Wishful Linkin (May 17, 2007)
Quelle: http://www.news.com.au
A reinvented Linkin Park hope their fans will follow them into the matrix.
As it approaches 7.30pm at the Sunset Marquis hotel in West Hollywood, the singer is starting to fade.
He's happy to be back on the horse, he says, mock-galloping, "but I've been riding so hard I've got rickets!"
As Bennington and drummer Rob Bourdon sit chatting in one room, Shinoda and DJ Joe Hahn are upstairs performing similar duties.
Their take on that black cloud, however, is markedly different.
"That's your perception," Shinoda shoots back.
"Why can't you escape the black cloud? That's what you should be asking yourself."
Shinoda is in a "mysterious" mood. He says the new album is like The Matrix, and appears to be setting himself up as the Morpheus of the piece.
Still, it's no mystery that darkness is an indispensable ingredient in Linkin Park's music, right?
"I don't know why you see that. Maybe you should think about that?" Shinoda suggests.
Downstairs, Bennington cops far more easily to the black cloud.
"Mike and I seem to just be drawn to that style. That's where we feel we're the most honest, that's where we feel we're the most sincere.
"Even when we try to write songs that are inspirational in a positive way, they seem to have an underlying dark element.
"Valentine's Day is a perfect example of that. It's a beautiful song, and it has a good meaning underlying the lyrics, but it's pretty obvious something's not right," he says.
On the upside, the cloud doesn't follow the band out of the studio. Well, not too often.
"We're all people," Bennington says. "Sometimes days are bright and sunny, and sometimes they're stormy. That's just the way it goes. Mike and I seem to like writing about the stormy days."
It was about 18 months ago that Linkin Park reconvened to begin work on Minutes to Midnight.
After touring Meteora and issuing the Collision Course mash-up with Jay-Z at the end of 2004, they embarked on a break, from touring and from each other.

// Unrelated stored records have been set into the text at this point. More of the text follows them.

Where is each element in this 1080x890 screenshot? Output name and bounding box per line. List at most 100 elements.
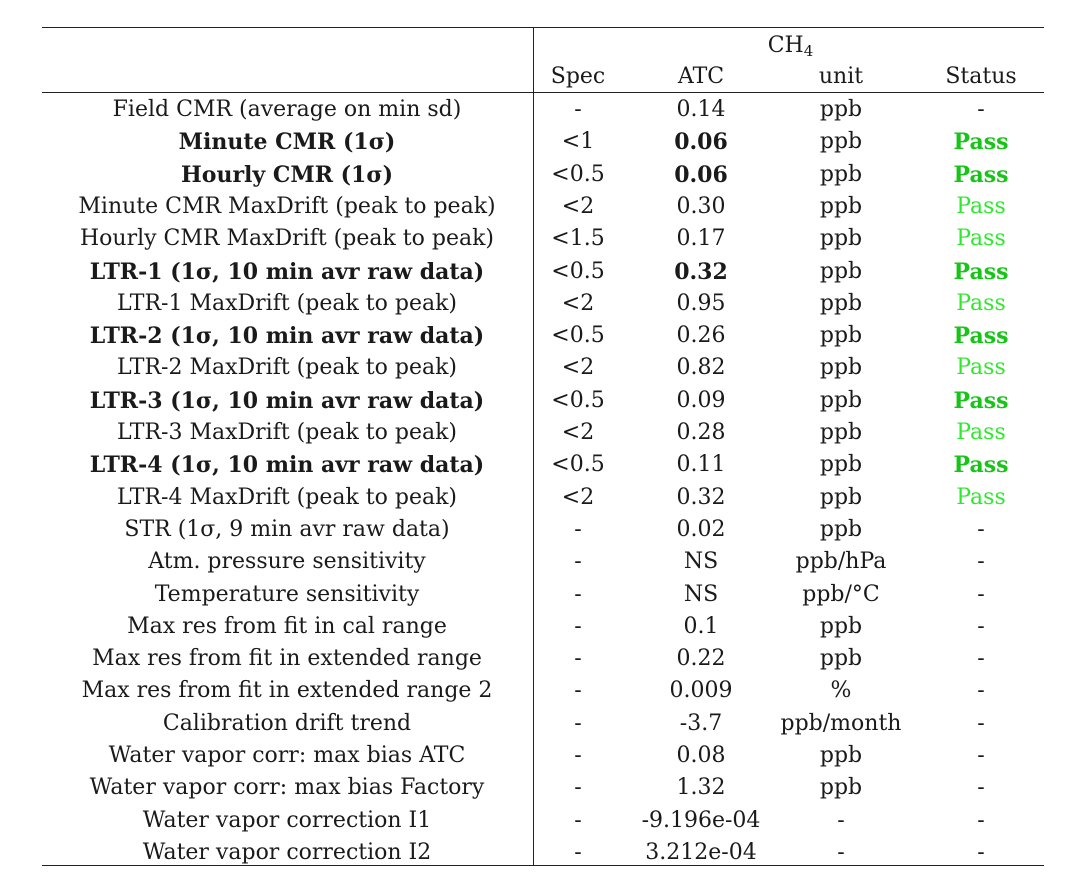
- row-status: Pass: [953, 388, 1009, 414]
- row-atc: 0.06: [674, 162, 728, 188]
- row-label: Minute CMR (1σ): [178, 129, 396, 155]
- column-header-status: Status: [945, 64, 1017, 89]
- row-spec: <0.5: [551, 323, 605, 348]
- row-label: Hourly CMR MaxDrift (peak to peak): [79, 226, 495, 251]
- column-header-spec: Spec: [550, 64, 606, 89]
- species-group-header: CH4: [537, 30, 1044, 62]
- row-spec: <0.5: [551, 452, 605, 477]
- row-spec: <0.5: [551, 388, 605, 413]
- row-unit: ppb: [819, 646, 863, 671]
- species-name: CH: [767, 33, 804, 58]
- row-spec: <1: [561, 129, 595, 154]
- row-spec: <1.5: [551, 226, 605, 251]
- table-top-rule: [42, 27, 1044, 28]
- row-status: -: [977, 775, 985, 800]
- row-unit: ppb: [819, 323, 863, 348]
- row-spec: -: [574, 711, 582, 736]
- row-unit: ppb/hPa: [795, 549, 887, 574]
- row-spec: -: [574, 646, 582, 671]
- row-status: -: [977, 582, 985, 607]
- row-unit: ppb/month: [780, 711, 902, 736]
- row-atc: 0.09: [676, 388, 726, 413]
- row-atc: 3.212e-04: [645, 840, 757, 865]
- row-atc: 0.17: [676, 226, 726, 251]
- row-label: LTR-2 (1σ, 10 min avr raw data): [89, 323, 485, 349]
- row-spec: <2: [561, 291, 595, 316]
- row-status: Pass: [956, 291, 1006, 316]
- row-label: LTR-3 MaxDrift (peak to peak): [116, 420, 458, 445]
- row-unit: ppb: [819, 614, 863, 639]
- row-atc: 0.28: [676, 420, 726, 445]
- row-atc: 0.02: [676, 517, 726, 542]
- column-header-atc: ATC: [677, 64, 725, 89]
- row-atc: 0.22: [676, 646, 726, 671]
- row-label: Max res from fit in extended range: [92, 646, 482, 671]
- row-spec: -: [574, 743, 582, 768]
- row-unit: ppb: [819, 743, 863, 768]
- row-atc: 0.32: [676, 485, 726, 510]
- table-header-rule: [42, 92, 1044, 93]
- row-label: Water vapor corr: max bias ATC: [108, 743, 466, 768]
- species-subscript: 4: [803, 42, 814, 60]
- row-atc: 0.82: [676, 355, 726, 380]
- row-status: Pass: [956, 355, 1006, 380]
- row-status: -: [977, 614, 985, 639]
- row-unit: ppb: [819, 194, 863, 219]
- row-spec: <2: [561, 485, 595, 510]
- row-unit: -: [837, 808, 845, 833]
- row-spec: -: [574, 517, 582, 542]
- row-atc: NS: [683, 549, 719, 574]
- row-unit: ppb: [819, 388, 863, 413]
- row-unit: ppb: [819, 485, 863, 510]
- row-atc: 0.009: [669, 678, 733, 703]
- row-spec: -: [574, 808, 582, 833]
- row-unit: ppb: [819, 355, 863, 380]
- row-label: LTR-4 MaxDrift (peak to peak): [116, 485, 458, 510]
- row-unit: ppb: [819, 129, 863, 154]
- row-spec: -: [574, 678, 582, 703]
- row-status: -: [977, 743, 985, 768]
- table-column-divider: [533, 27, 534, 865]
- row-spec: -: [574, 97, 582, 122]
- row-spec: -: [574, 614, 582, 639]
- row-spec: -: [574, 775, 582, 800]
- table-bottom-rule: [42, 865, 1044, 866]
- row-label: LTR-2 MaxDrift (peak to peak): [116, 355, 458, 380]
- row-unit: ppb: [819, 97, 863, 122]
- row-unit: -: [837, 840, 845, 865]
- row-label: Temperature sensitivity: [154, 582, 420, 607]
- row-atc: 0.30: [676, 194, 726, 219]
- row-label: LTR-1 MaxDrift (peak to peak): [116, 291, 458, 316]
- row-unit: ppb/°C: [802, 582, 880, 607]
- row-spec: <2: [561, 194, 595, 219]
- row-unit: %: [830, 678, 852, 703]
- row-status: Pass: [953, 452, 1009, 478]
- row-label: STR (1σ, 9 min avr raw data): [124, 517, 450, 542]
- row-label: Field CMR (average on min sd): [112, 97, 462, 122]
- row-atc: 0.06: [674, 129, 728, 155]
- row-atc: 0.08: [676, 743, 726, 768]
- row-atc: 0.26: [676, 323, 726, 348]
- row-spec: <0.5: [551, 259, 605, 284]
- row-status: -: [977, 711, 985, 736]
- row-atc: 0.1: [683, 614, 719, 639]
- row-status: -: [977, 97, 985, 122]
- row-spec: <2: [561, 420, 595, 445]
- row-status: Pass: [956, 485, 1006, 510]
- row-status: -: [977, 840, 985, 865]
- row-label: Atm. pressure sensitivity: [148, 549, 426, 574]
- row-spec: -: [574, 582, 582, 607]
- row-status: Pass: [956, 420, 1006, 445]
- row-unit: ppb: [819, 775, 863, 800]
- row-atc: 0.14: [676, 97, 726, 122]
- row-label: Water vapor correction I1: [142, 808, 432, 833]
- row-label: Water vapor corr: max bias Factory: [89, 775, 485, 800]
- row-label: LTR-1 (1σ, 10 min avr raw data): [89, 259, 485, 285]
- row-label: Minute CMR MaxDrift (peak to peak): [78, 194, 496, 219]
- row-spec: -: [574, 549, 582, 574]
- row-label: LTR-4 (1σ, 10 min avr raw data): [89, 452, 485, 478]
- row-label: Hourly CMR (1σ): [181, 162, 393, 188]
- row-unit: ppb: [819, 226, 863, 251]
- row-status: -: [977, 646, 985, 671]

Not surprisingly, the workaholic Shinoda didn't take a break at all, recording and touring his hip hop-flavoured Fort Minor project.
"I don't know if you'd know what to do if you had a break," Hahn says, looking at Shinoda.
"I'd love to see you not do anything for a year."
"A year?" Shinoda asks. "Nah, that's not possible. A year would be way too much."
Hahn: "Four months. That's too much."
Shinoda: "It would be too much. I bet even one month not doing anything."
Hahn: "I reckon two weeks, tops."
Shinoda: "You remember Sloth from The Goonies? You'd come to my house at the end of a month and I'd be Sloth.
"I'd be crazy, a monster, I'd look insane; it'd be so bad."
Hahn laughs, and begins weaving an elaborate story about his bandmates having to use satellites to track him down after he started sailing around the world.
Seven years after their debut, Linkin Park are one of the few powerhouse, album-selling machines left in the business.
Bennington sees now as a good time for rock music -- not so much for sales, but for quality and impact.
"I feel rock music has really started hitting its stride again," he says.
"It's more like what, in the '80s, alternative rock was becoming. It's pretty awesome, there's some really innovative stuff going on."
As for where Linkin Park fit in with all of this?
"We haven't necessarily always agreed with where people have placed us, but we've always boasted that we are a band that is not limited to a genre, is not limited to a specific sound. And with this record we've definitely proven that."
Back upstairs, Shinoda clearly sees Minutes to Midnight as a statement. Even if he's determined to leave the interpretation of that statement up to us.
When the mystery man says the album had to be good, he means good.
"But not sell-a-lot-of-copies good. It had to be good to us. Our standards are really high," Shinoda says.
"In terms of just selling copies, well, we did that, and we're grateful for everybody who's stuck with us until now, and we hope they're along for the ride on this next chapter."
Even if you are being mysterious?
"Even if we are being a little bit weird."